The advantage of the authors' approach is that they do not need the concepts of sample space and repeated sampling to construct an probabilistic model for inference. Instead their model is based on the data being a reference set that is compared to other outcomes that could have arisen had the observations been permuted to mix up the allocation of the observed values among the treatment groups. So the inference is based on a permutation distribution that is valid under the null hypothesis that there is no difference between the observations in the two groups. If there were a difference the observed statistic would fall in one of the extreme tails of the permutation distribution.

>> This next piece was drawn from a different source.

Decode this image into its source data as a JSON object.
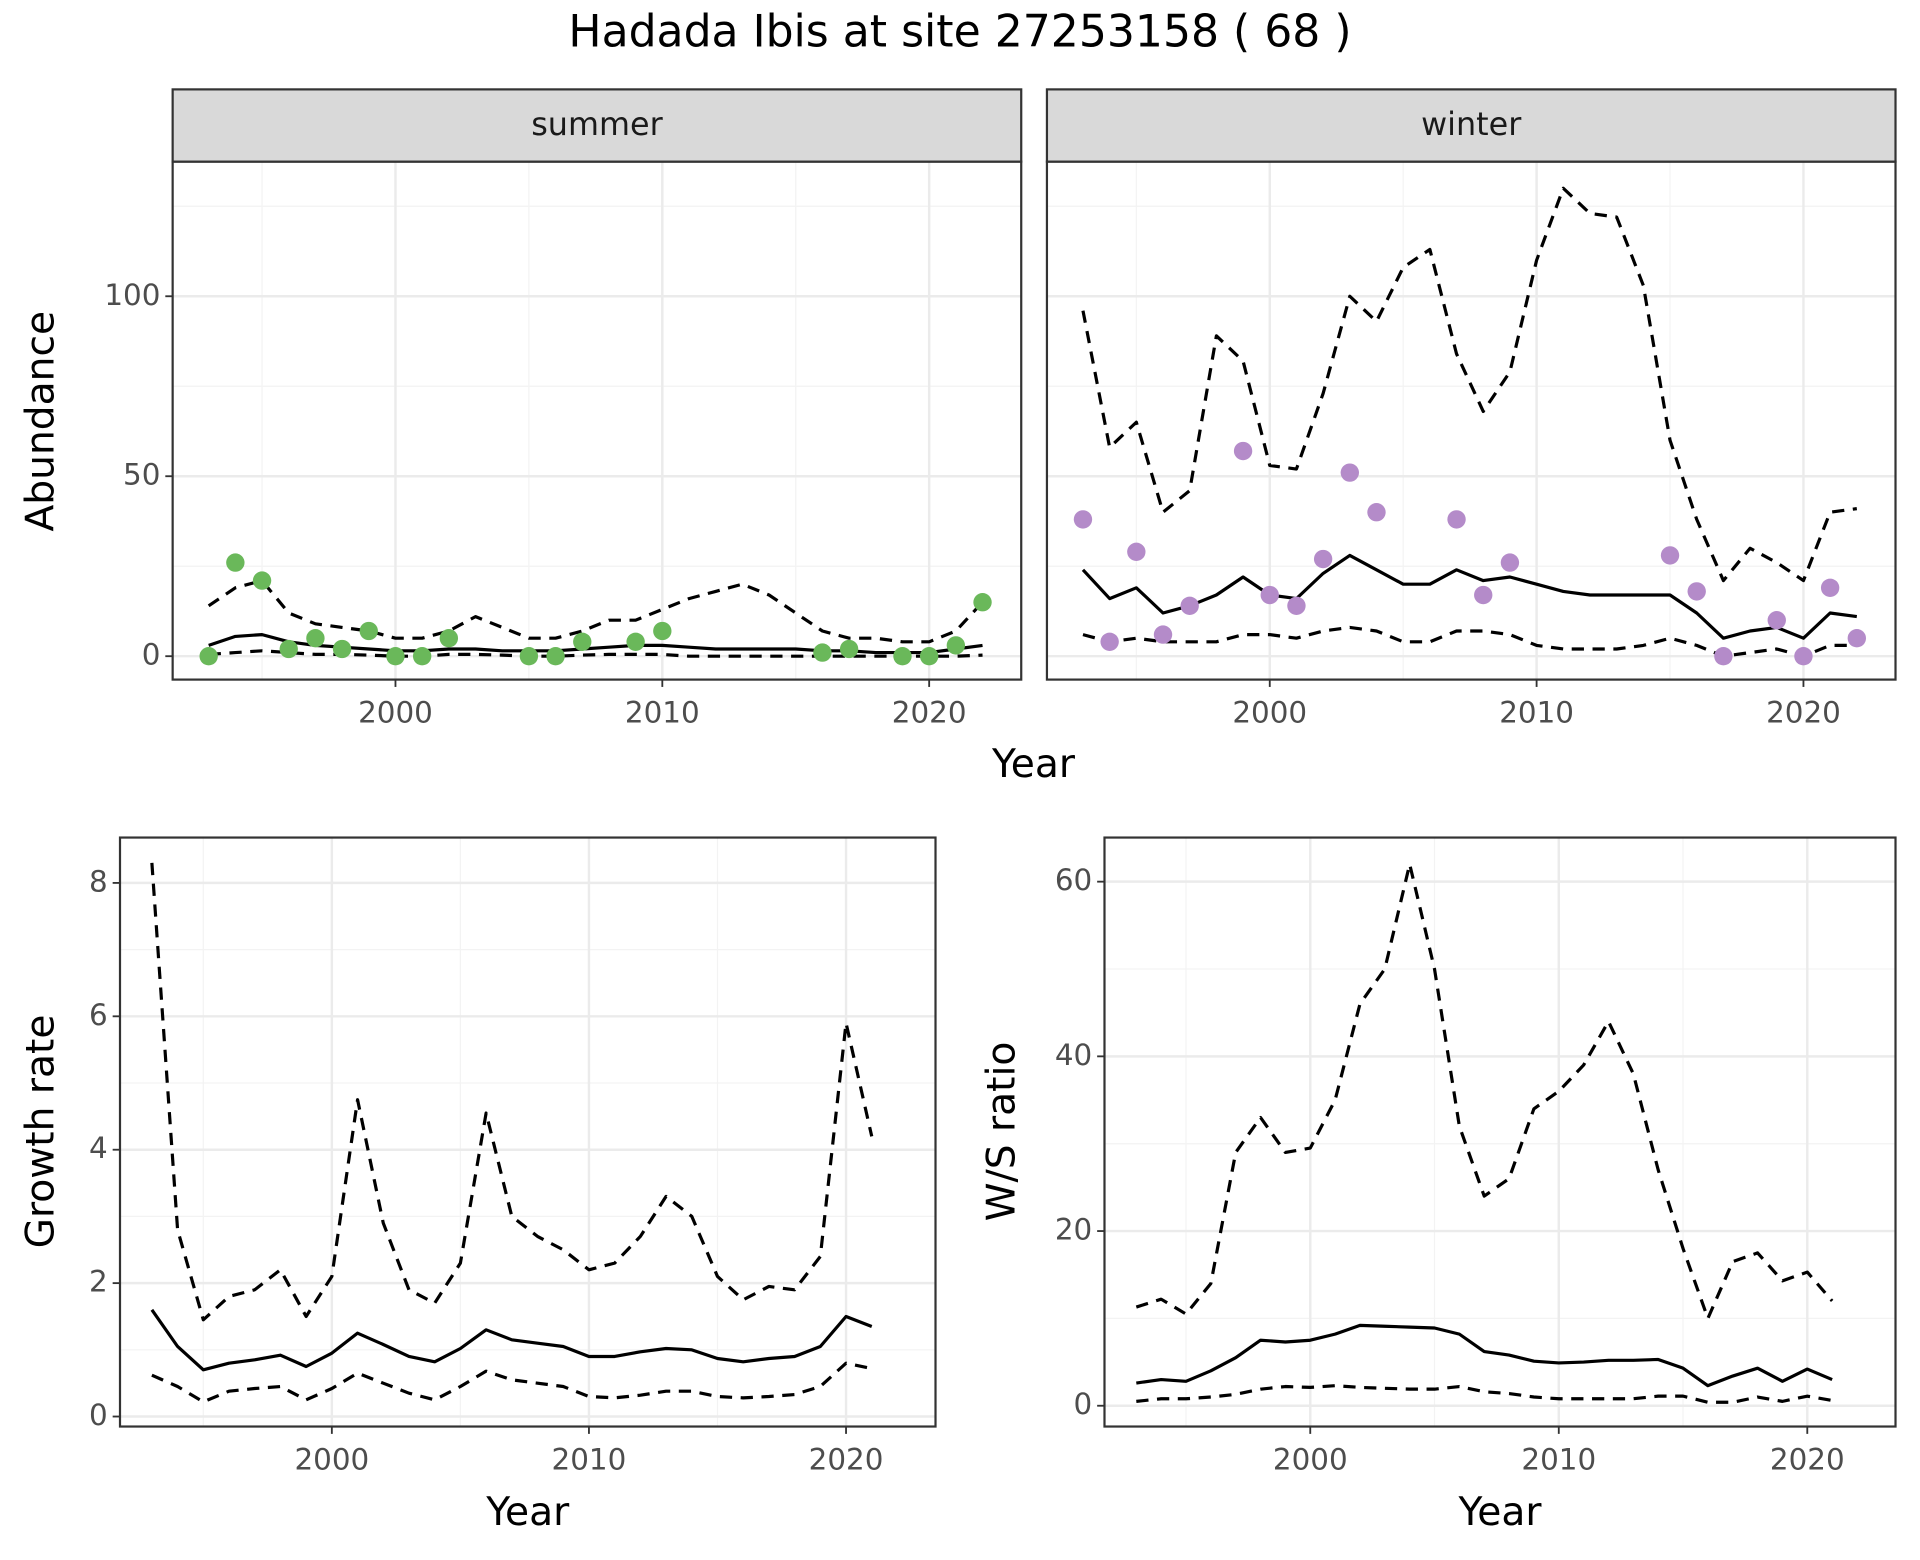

In practice what is necessary to make this work is to have a well-defined randomization procedure for the allocation of the subjects to the treatment groups. This is typically done in phase III pharmaceutical trials where the FDA usually requires a randomized controlled clinical trial to establish the safety and efficacy of a new treatment.

Although this approach seems less restrictive then the frequentist approach and can also be used in observational studies where the frquentist approach breaks down, it requires the reader to know or learn a new statistical paradigm which technically draws a different kind of conclusion than the standard frequentist approach has to hypothesis testing and interval estimation of parameters.